Wir fordern eine vollumfängliche Aufklärung aller gegen Gustav Kuhn und die Tiroler Festspiele ErI erhobenen Vorwürfe und wünschen uns, daß in Zukunft alle Sängerinnen und Musikerinnen bei den Tiroler Festspielen Erl fair bezahlt und menschenwürdig behandelt werden.“
 
Unterzeichnet haben den offenen Brief Marco Treyer, der am Tiroler Landeskonservatorium die Hornklassen unterrichtet und Lehrbeauftragter der Universität Mozarteum Salzburg ist.

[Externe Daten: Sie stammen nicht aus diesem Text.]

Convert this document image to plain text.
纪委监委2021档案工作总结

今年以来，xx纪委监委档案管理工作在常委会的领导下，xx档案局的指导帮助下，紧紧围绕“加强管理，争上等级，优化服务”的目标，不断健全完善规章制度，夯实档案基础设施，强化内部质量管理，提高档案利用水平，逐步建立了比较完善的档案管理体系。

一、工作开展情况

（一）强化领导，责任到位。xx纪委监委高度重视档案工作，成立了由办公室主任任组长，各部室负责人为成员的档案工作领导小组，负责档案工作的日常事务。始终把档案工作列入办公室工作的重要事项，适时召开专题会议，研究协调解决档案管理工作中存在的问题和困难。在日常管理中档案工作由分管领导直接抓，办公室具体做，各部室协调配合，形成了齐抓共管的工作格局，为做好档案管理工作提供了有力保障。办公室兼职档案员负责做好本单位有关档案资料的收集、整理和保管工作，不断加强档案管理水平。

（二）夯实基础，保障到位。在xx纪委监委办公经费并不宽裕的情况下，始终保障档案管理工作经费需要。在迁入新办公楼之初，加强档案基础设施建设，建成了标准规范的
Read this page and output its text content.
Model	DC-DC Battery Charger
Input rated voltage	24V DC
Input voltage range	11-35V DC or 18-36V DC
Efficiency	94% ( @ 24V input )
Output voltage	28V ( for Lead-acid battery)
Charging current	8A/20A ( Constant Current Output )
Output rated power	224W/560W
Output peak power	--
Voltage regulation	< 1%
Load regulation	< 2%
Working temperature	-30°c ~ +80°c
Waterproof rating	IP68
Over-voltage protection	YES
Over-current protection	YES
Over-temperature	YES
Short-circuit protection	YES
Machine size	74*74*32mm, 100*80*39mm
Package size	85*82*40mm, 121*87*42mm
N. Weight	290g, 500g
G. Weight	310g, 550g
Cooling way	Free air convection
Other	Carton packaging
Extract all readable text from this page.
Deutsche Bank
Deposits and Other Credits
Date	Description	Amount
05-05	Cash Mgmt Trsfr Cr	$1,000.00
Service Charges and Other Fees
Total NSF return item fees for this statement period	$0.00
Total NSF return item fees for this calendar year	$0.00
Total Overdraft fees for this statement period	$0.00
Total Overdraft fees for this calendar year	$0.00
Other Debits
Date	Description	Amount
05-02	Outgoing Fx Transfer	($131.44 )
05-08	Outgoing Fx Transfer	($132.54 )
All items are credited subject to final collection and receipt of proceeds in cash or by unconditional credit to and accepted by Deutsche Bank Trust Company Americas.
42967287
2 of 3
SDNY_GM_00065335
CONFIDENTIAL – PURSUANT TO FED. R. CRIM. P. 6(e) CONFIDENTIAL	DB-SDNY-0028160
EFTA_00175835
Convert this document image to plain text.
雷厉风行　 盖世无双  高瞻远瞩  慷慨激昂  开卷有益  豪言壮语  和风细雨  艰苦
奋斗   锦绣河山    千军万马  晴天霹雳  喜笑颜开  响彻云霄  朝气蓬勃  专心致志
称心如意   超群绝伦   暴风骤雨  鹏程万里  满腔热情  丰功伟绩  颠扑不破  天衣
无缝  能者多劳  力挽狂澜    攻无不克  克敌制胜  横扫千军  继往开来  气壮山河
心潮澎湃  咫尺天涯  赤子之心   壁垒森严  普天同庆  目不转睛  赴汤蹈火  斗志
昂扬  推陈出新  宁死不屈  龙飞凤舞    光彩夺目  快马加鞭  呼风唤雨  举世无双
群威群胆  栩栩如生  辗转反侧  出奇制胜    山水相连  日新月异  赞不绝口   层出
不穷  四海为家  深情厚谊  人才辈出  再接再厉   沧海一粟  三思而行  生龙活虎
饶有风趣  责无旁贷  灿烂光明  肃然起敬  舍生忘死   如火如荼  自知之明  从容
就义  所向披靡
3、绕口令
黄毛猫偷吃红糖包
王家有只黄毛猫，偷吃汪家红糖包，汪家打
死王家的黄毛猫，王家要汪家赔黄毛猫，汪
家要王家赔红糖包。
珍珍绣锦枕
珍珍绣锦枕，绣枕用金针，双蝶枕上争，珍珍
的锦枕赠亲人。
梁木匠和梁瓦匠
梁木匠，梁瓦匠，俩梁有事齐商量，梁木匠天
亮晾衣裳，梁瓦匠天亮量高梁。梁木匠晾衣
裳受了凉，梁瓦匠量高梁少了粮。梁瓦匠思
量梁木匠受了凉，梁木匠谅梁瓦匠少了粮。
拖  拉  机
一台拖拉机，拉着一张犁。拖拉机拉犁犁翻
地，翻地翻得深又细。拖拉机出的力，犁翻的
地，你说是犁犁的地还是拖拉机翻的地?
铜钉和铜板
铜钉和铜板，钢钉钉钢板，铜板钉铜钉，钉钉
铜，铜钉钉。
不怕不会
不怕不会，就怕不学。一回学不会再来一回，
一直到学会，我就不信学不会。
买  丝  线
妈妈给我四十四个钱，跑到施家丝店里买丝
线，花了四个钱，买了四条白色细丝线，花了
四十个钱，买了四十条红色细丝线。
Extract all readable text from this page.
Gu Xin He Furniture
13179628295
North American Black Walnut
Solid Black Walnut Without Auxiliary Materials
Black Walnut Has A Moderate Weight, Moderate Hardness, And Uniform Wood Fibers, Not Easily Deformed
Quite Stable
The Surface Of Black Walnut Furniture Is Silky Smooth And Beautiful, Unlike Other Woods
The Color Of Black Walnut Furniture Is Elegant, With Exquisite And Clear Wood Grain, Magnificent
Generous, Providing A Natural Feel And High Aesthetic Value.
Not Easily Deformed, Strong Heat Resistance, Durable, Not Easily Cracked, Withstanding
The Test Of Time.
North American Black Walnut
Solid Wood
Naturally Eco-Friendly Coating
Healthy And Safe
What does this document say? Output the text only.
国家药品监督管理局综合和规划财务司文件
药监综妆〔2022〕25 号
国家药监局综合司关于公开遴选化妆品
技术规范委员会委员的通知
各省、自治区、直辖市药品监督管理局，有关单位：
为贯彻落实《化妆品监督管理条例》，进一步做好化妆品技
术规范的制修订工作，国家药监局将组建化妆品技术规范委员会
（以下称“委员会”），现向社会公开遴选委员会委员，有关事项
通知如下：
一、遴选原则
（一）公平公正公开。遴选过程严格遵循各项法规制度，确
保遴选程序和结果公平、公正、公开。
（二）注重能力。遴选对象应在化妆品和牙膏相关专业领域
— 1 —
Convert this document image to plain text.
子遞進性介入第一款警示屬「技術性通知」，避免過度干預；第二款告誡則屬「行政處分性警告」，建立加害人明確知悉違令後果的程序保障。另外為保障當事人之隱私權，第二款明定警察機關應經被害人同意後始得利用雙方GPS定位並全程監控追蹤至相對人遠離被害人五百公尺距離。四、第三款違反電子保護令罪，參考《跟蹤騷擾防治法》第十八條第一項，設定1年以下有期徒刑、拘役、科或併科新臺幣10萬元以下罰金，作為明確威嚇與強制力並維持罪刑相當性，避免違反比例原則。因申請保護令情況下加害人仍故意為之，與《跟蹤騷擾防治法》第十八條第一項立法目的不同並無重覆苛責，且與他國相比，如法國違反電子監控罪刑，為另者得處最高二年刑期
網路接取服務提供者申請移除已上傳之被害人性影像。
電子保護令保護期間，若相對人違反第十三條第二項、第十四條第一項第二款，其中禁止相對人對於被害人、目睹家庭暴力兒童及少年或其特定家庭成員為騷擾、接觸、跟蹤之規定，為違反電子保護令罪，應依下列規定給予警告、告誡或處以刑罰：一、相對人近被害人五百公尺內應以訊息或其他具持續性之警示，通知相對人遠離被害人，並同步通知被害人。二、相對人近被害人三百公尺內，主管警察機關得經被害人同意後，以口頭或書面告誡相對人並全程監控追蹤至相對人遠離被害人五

Treyer spielt regelmäßig als Solohornist bei Recreation Graz und den Vereinigten Bühnen Wien. Markus Obmann, Assistent an der Universität für Musik und darstellende Kunst in Wien und als Hornist Mitglied bei den Wiener Symphonikern, sowie regelmäßiger Gast bei den Wiener Philharmonikern und in der Wiener Staatsoper. Der Hornist Josef Reif, der als Solist im Orchester der Volksoper Wien, als er erster Hornist im Staatsopernorchester Wien spielte und seit zwei Jahren Solohornist bei den Wiener Philharmonikern ist.
Dazu kommen die beiden Hornisten Nikolaus Dengg und Paul Brugger vom Tiroler Musikschulwerk, dem Zusammenschluss der Tiroler Musikschulen. Paul Brugger kommt aus Innichen und unterrichtet sein vielen Jahren in Innsbruck.
Am selben Tag wendet sich die bekannte österreichische Mezzosopranistin und Mitbegründerin der Interessengemeinschaft „Art but fair“, Elisabeth Kulman, mit einem Videoaufruf an alle aktuellen und ehemaligen KünstlerInnen bei den Tiroler Festspiele Erl und ruft dazu auf, sich als Zeugen zu melden. 
Es ist Zeit, den Mund aufzumachen gegen Machtmissbrauch und Übergriffe! Jetzt! Voice it! Für eine Kultur der Würde, des Respekts und der Gerechtigkeit“, meint Kulman.
Mit den Seitenblicken scheint es für Gustav Kuhn noch nicht getan.